Until recently, many researchers thought supermassive black holes were seeded by the collapse of some of the first stars. But modeling work by several groups has suggested that this process would only lead to small black holes.
Kentaro Nagamine at Osaka University’s Department of Earth and Space Science, Isaac Shlosman at the University of Kentucky and co-workers simulated a different situation, in which supermassive black holes are seeded by clouds of gas falling into potential wells created by dark matter – the invisible matter that astronomers believe makes up 85% of the mass of the Universe.
Simulating the dynamics of huge gas clouds is extremely complex, so the team had to use some numerical tricks called ‘sink particles’ to simplify the problem.
“Although we have access to extremely powerful supercomputers at Osaka University’s Cybermedia Center and the National Astronomical Observatory of Japan, we can’t simulate every single gas particle,” explains Nagamine. “Instead, we model small spatial scales using sink particles, which grow as the surrounding gas evolves. This allows us to simulate much longer timescales than was previously possible.”
The researchers found that most seed particles in their simulations did not grow very much, except for one central seed, which grew rapidly to more than 2 million Sun-masses in just 2 million years, representing a feasible path toward a supermassive black hole. Moreover, as the gas spun and collapsed around the central seed it formed two misaligned accretion discs, which have never been observed before.
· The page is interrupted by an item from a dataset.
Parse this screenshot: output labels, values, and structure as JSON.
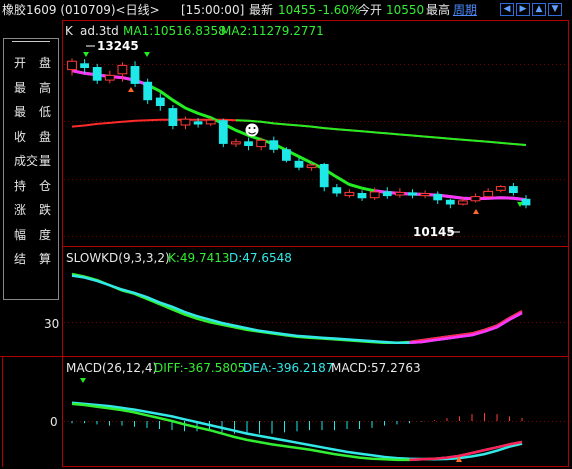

In other recent work, Nagamine and co-workers described the growth of massive galaxies that formed around the same time as supermassive black holes. “We like to push the frontier of how far back in time we can see,” says Nagamine. The researchers hope their simulations will be validated by real data when NASA’s James Webb Space Telescope, due to be launched in 2018, observes distant sources where direct gas collapse is happening.